Así pues, queda claro que la violencia política en nuestro país tuvo y tiene género, tuvo clase, y tiene Historia. Que es mucho más que un insulto en un parlamento, y que quienes así quieren verlo recuerdan demasiado a los que solo veían violencia de género cuando un loco aislado dejaba a su mujer el ojo morado.

Por cierto, que para terminar, he de volver, a mi pesar, a Vicente-Puente. Como buen propagandista, él sabía que en paralelo a esas enemigas del régimen había que construir una feminidad digna de respeto y reproductora de sus intereses.

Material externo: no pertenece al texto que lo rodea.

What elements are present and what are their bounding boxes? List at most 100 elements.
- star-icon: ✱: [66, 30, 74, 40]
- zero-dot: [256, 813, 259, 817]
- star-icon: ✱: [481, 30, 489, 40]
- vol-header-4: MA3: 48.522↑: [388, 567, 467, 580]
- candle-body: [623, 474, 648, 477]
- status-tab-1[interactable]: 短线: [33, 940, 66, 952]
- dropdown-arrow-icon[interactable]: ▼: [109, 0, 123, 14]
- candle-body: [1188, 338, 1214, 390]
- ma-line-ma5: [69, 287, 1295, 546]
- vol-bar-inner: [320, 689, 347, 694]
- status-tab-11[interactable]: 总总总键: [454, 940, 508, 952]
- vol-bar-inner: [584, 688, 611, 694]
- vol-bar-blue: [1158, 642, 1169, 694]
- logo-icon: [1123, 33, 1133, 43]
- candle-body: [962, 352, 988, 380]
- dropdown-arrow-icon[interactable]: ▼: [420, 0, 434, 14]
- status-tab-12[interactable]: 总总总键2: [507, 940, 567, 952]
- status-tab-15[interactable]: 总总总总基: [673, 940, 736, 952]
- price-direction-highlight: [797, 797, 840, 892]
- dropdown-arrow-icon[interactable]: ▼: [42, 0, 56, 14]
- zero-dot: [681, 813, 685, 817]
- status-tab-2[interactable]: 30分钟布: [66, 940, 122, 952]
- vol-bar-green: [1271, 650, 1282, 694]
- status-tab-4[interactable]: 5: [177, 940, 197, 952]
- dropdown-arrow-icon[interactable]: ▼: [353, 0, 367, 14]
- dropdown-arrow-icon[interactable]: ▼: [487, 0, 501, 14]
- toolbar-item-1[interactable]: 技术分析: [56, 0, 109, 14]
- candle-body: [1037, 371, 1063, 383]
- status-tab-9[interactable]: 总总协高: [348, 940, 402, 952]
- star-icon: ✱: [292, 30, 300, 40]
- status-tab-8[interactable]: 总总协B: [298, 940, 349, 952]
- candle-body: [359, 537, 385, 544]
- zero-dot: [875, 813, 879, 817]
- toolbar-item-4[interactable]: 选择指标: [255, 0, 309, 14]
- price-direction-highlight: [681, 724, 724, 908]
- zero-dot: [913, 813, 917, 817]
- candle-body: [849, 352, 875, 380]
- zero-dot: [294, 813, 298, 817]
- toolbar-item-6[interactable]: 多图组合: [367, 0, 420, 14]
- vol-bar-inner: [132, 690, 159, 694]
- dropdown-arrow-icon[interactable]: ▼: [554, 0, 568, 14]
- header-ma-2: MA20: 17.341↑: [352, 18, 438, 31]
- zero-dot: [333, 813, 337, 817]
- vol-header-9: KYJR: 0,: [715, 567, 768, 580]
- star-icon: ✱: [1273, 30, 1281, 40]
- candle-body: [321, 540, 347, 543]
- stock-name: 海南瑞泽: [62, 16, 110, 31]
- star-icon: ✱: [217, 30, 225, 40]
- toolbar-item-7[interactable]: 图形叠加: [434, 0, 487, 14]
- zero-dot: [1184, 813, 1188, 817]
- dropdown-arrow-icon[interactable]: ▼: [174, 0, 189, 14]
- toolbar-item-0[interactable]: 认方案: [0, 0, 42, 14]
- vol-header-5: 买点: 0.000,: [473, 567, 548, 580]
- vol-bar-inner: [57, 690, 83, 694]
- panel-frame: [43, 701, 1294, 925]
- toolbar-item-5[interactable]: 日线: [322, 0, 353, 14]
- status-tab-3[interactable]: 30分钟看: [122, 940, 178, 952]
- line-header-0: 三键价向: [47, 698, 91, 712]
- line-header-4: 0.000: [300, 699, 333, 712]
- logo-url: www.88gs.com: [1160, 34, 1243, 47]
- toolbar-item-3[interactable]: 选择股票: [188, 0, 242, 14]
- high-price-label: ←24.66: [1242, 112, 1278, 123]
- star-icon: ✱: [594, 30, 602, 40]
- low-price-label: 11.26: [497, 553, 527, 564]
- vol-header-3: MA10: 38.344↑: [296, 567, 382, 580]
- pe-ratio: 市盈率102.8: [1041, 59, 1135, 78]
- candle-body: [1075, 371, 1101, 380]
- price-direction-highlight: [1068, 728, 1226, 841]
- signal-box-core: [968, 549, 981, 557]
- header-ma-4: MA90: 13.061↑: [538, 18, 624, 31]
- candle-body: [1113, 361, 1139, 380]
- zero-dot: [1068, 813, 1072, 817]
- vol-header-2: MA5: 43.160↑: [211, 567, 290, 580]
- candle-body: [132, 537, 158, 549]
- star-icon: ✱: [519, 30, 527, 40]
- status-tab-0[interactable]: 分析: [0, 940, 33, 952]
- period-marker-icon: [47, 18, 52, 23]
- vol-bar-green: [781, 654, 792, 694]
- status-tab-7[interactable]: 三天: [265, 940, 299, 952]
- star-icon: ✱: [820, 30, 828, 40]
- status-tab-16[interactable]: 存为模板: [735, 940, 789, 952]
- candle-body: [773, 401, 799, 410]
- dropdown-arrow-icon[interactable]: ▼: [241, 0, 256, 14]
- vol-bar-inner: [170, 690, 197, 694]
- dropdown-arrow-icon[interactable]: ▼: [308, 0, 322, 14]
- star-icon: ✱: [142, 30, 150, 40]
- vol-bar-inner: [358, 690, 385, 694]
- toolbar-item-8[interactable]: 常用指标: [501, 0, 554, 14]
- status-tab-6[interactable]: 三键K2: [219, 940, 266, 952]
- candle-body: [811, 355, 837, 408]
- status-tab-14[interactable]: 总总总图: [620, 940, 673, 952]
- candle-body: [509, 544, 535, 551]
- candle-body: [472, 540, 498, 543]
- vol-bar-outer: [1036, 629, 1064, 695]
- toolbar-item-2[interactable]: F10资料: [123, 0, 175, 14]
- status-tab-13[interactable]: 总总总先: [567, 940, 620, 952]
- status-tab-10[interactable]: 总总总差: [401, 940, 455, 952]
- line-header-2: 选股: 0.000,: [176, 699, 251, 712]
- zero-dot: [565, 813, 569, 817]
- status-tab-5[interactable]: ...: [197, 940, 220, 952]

A sabiendas de que las señoras recias, enjutas y enlutadas de la Sección Femenina no serían suficientes, Vicente Puente narró en un best seller de posguerra -no era difícil ser líder de ventas entonces, dado que todo el talento estaba en el extranjero o enterrado en cunetas- a las "chicas Topolino".  Chicas frívolas, amables, pizpiretas, vestidas a la moda italiana, a las que la política les aburría, pero les gustaba el cine, y Rita Hayworth, y las verbenas, y hablar francés, leían novelitas breves y escuchaban radionovelas. Una chica que, como las describía Umbral "buscaban un hombre -marido o no, con las oposiciones aprobadas o no-, como todas las chicas de todas las postguerras, cuando el heroísmo patriótico ha creado escasez de machos."

Para el régimen, las Topolino, eternas clases medias urbanas aspirantes a no ser mucho más, no eran una amenaza, solo una desviación pasajera: "¡Déjala ya! (Se dice Vicente-Puente a sí mismo en su novela) Al fin y al cabo, esa chica seguirá así unos años; luego se enamorará y será una encantadora y admirable madre de familia". 

Pero lo que tampoco supo ver Vicente Puente, ni Umbral, ni Reverte, ni tantos otros,  es que tras décadas aguantándoles a él y a tantos otros tantos como él, las Topolino también les saldrían rebeldes, tanto, que irían a manifestarse el 8M de la mano de las feas y salvajes de sus amigas, y renegarían de Pablo Motos, sacudiéndose sus babas y respondiendo a su violencia, y comerían  chocolate y bocatas de sardinas en aquelarres cotidianos con sus compañeras. Y esa es la mejor justicia, la que nunca se imaginaron en el Diario Arriba: la venganza de las feas y de las chicas Topolino.